Frequentemente a coordenação desses processos cabe ao Executivo, que dispõe de mais recursos e capilaridade. O cenário político no Executivo, todavia, foi conturbado nesses pouco mais de cinco anos desde a apresentação da PEC pela então Deputada Raquel Muniz (PSC/MG). No período, três presidentes da República ocuparam a cadeira, Dilma Rousseff, Michel Temer e Jair Bolsonaro, e um processo de impeachment ocorreu. Nada menos do que sete ministros ocuparam o cargo desde 07/04/2015, dia em que a PEC foi protocolada. São eles: Renato Janine Ribeiro, Aloízio Mercadante, Mendonça Filho, Rossieli Soares, Ricardo Vélez Rodríguez, Abraham Weintraub e o atual[2] Ministro Milton Ribeiro. O FUNDEB permanente é filho do Congresso com a Sociedade Civil.


O processo de construção política democrática é o processo de conjugação de vontades. Ainda que ninguém se sinta completamente contemplado, também ninguém se sente excluído. Pode ser frustrante, decepcionante e árduo mas quando é bem feito pode garantir o futuro de centenas de milhares de crianças que nasceram e nascerão na pobreza, quiçá na miséria.
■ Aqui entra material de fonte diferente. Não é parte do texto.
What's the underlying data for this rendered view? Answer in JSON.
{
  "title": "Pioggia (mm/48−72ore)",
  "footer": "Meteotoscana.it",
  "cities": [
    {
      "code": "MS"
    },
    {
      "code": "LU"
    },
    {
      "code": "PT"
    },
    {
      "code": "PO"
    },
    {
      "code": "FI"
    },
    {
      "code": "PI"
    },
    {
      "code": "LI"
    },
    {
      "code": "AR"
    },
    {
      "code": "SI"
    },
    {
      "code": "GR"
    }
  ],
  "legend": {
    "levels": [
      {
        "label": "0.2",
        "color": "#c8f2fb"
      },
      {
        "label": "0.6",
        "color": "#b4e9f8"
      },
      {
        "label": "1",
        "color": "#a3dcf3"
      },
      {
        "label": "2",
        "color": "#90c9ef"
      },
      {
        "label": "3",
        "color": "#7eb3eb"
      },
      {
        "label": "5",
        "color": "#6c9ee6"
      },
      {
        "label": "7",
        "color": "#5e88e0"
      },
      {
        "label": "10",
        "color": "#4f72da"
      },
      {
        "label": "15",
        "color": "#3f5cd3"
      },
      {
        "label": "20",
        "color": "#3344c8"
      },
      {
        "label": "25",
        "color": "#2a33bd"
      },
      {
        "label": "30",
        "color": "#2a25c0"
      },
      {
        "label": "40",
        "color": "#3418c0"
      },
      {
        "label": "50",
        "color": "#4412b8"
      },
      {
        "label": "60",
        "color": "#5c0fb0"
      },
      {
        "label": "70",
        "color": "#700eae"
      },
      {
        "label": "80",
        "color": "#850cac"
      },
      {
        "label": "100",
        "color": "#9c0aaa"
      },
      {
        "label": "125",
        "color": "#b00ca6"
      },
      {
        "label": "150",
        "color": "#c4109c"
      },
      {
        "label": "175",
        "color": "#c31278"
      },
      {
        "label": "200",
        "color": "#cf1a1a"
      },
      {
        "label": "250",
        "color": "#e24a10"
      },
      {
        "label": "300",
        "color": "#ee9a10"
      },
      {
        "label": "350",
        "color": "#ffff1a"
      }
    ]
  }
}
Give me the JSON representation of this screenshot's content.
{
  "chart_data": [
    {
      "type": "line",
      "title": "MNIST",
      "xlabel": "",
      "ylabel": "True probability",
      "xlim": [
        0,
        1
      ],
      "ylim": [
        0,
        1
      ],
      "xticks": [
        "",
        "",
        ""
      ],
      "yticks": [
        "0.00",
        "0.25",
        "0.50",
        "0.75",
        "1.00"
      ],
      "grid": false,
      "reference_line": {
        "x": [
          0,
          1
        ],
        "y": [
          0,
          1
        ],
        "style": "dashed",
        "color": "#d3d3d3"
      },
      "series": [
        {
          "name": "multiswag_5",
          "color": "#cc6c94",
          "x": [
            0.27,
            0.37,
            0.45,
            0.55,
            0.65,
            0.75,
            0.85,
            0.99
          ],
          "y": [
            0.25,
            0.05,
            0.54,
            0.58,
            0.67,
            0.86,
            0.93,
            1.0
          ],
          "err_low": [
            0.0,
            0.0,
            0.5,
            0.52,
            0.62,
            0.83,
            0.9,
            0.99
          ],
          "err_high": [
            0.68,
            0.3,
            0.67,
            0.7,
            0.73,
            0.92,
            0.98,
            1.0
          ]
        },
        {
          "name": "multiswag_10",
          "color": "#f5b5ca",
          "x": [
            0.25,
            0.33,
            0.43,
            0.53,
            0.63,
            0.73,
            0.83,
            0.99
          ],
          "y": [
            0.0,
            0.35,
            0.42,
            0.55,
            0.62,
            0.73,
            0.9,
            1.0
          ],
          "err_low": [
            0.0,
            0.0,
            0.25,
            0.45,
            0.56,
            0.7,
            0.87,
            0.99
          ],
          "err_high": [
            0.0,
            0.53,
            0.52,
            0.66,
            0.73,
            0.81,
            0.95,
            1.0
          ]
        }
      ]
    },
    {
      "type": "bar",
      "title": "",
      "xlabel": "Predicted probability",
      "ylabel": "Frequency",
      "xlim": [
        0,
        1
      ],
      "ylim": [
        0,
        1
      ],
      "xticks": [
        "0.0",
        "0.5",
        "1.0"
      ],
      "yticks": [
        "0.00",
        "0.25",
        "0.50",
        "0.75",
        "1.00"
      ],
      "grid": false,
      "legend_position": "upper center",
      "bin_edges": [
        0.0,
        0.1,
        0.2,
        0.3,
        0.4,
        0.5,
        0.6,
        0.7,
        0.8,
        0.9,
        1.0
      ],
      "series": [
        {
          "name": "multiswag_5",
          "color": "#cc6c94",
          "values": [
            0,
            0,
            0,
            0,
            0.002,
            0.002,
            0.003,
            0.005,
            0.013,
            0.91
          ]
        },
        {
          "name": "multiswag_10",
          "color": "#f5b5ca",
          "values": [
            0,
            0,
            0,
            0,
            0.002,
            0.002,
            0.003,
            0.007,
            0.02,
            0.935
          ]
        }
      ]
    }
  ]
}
Enquanto houver atores que divergem mas que se dispõem a construir juntos, o Congresso mostra seu melhor lado e permite pensar em políticas de Estado na ausência do governo.


[2] Caso ocorra nova mudança, esse texto foi escrito e enviado para editoração no dia 27/07/2020.

Palavras-chave: Movimento Voto Consciente, Poder Legislativo, Poder Executivo, FUNDEB, educação, sociedade civil, Congresso Nacional, Câmara dos Deputados, políticas de Estado, desigualdades sociais.